Um fotografo confinado em seu apartamento, com uma perna engessada, sem nada pra fazer, decide bisbilhotar a vida alheia como forma de matar seu tempo. Seria novidade se não se tratasse da trama de
Janela Indiscreta, do mestre do suspense,
Alfred Hitchcock, inspirado no conto de
Cornell Woolrich. O filme trata com maestria o
voyeurismo, algo que eu, você, nem ninguém pratica.
Vamos supor que alguém, assim, muito longe da gente, em um universo bem distante, comente da vida do artista da televisão, do conhecido da cidade, do parente ou do vizinho. Essa gente existe, mas a gente não sabe muito bem onde fica, não é mesmo? Sabe aquele programa de tv que todo mundo fala que não vê, e se sabe alguma coisa é porque estava mudando de canal? Isso mesmo, o tal do
Big Brother,
A Fazenda, daquele site especialista em propagar a vida pessoal do seu artista favorito, ou da revista de celebridade, então, por que será que fazem tanto sucesso? Será que as pessoas têm curiosidade em saber da vida alheia e acabam por inventarem histórias supondo alguma coisa? Não, né, devo estar enganada.

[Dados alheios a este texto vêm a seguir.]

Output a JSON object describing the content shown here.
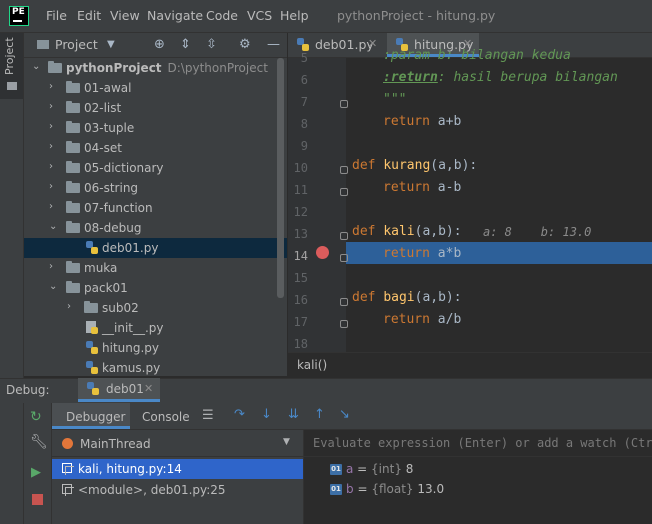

Ana é vizinha de um hotel, um não, vários. É moradora do bairro que mais recebe viajantes na cidade. São cerca de 4 hotéis nas redondezas da sua casa. Mas tem um especificamente, que fica na esquina. A rotina de lá interfere na rotina de cá, não diretamente mas interfere nas conversas da família de Ana, todo dia.
Tem o rapaz que mora no hotel, e sempre que ele está por lá a janela do segundo andar está aberta e a luz acesa. Ah, sem contar que ele, mesmo que Ana não conheça sua história de vida, considera-o como um vizinho antigo, com tchauzinho ele acena para Ana e sua familia. Ultimamente o quarto dele não anda com a janela e a luz acesa, pode ser que ele tenha mudado, foi a conclusão que chegaram. Tem o final de semana de festa na cidade que o hotel está com todos seus quartos ocupados e tem sempre algum hospede que sai na sacada pra conversar. Tem a galera do
instagram que gosta compartilhar com os amigos os arredores do hotel hospedado. Tem semana que todas as luzes dos quartos estão apagadas, ou seja, nenhum hospede. Enfim, é animada a vizinhança por lá, cada dia um novo vizinho.
Ana faz caminhadas diárias na esteira da sua casa, que lhe proporciona uma visão privilegiada da rua, consequentemente quem entra no hotel. Uma caminhonete dessas do ano corrente, com vidros escuros, havia estacionando do outro lado da rua, em frente sua casa.
Embora os vidros fossem escuros era possível notar que 2 pessoas ocupavam o veículo. Ana caminhava e o carro continuava ali, parado, ninguém descia. Isso a intrigou. 3, 5, 10, 15 minutos parados, deu partida, o carro virou na esquina e voltou para o mesmo lugar.
Ah não, Ana ficou ainda mais curiosa. Cerca de três minutos depois, o motorista desce e caminha em direção ao hotel, deixando a carona dentro do carro.
Ana caminhava e se questionava sobre as mil e uma possibilidades. Afinal quando você faz esteira e não tem tv, é necessário encontrar diversas coisas pra pensar. Ana estava pronta para a qualquer momento dos próximos segundos desvendar o mistério.
Será que Ana é a única a criar histórias que poderiam acontecer, mesmo que elas não saiam da sua cabeça? Acontecem romances, tragédias, comédias e dramas sobre fatos corriqueiros que acontecem diante dos meus, dos seus, dos nossos olhos. Fico imaginando o que as pessoas pensam ao se depararem com cenas, mesmo que não sejam extravagantes ou fora da realidade, protagonizadas por mim ou por você ao caminhar pelas ruas. Gosto de me colocar no olhar do outro, mesmo que isso me ajude apenas a criar histórias.
Eu sei que eu, nem você, nem ninguém fala da vida alheia. Mas vai me falar que você não dá uma só uma espinhadinha. Só sei dessa história porque a Ana me contou.
Ana não sabe o desfecho do caso, embora tenha criado uma porção de finais possíveis.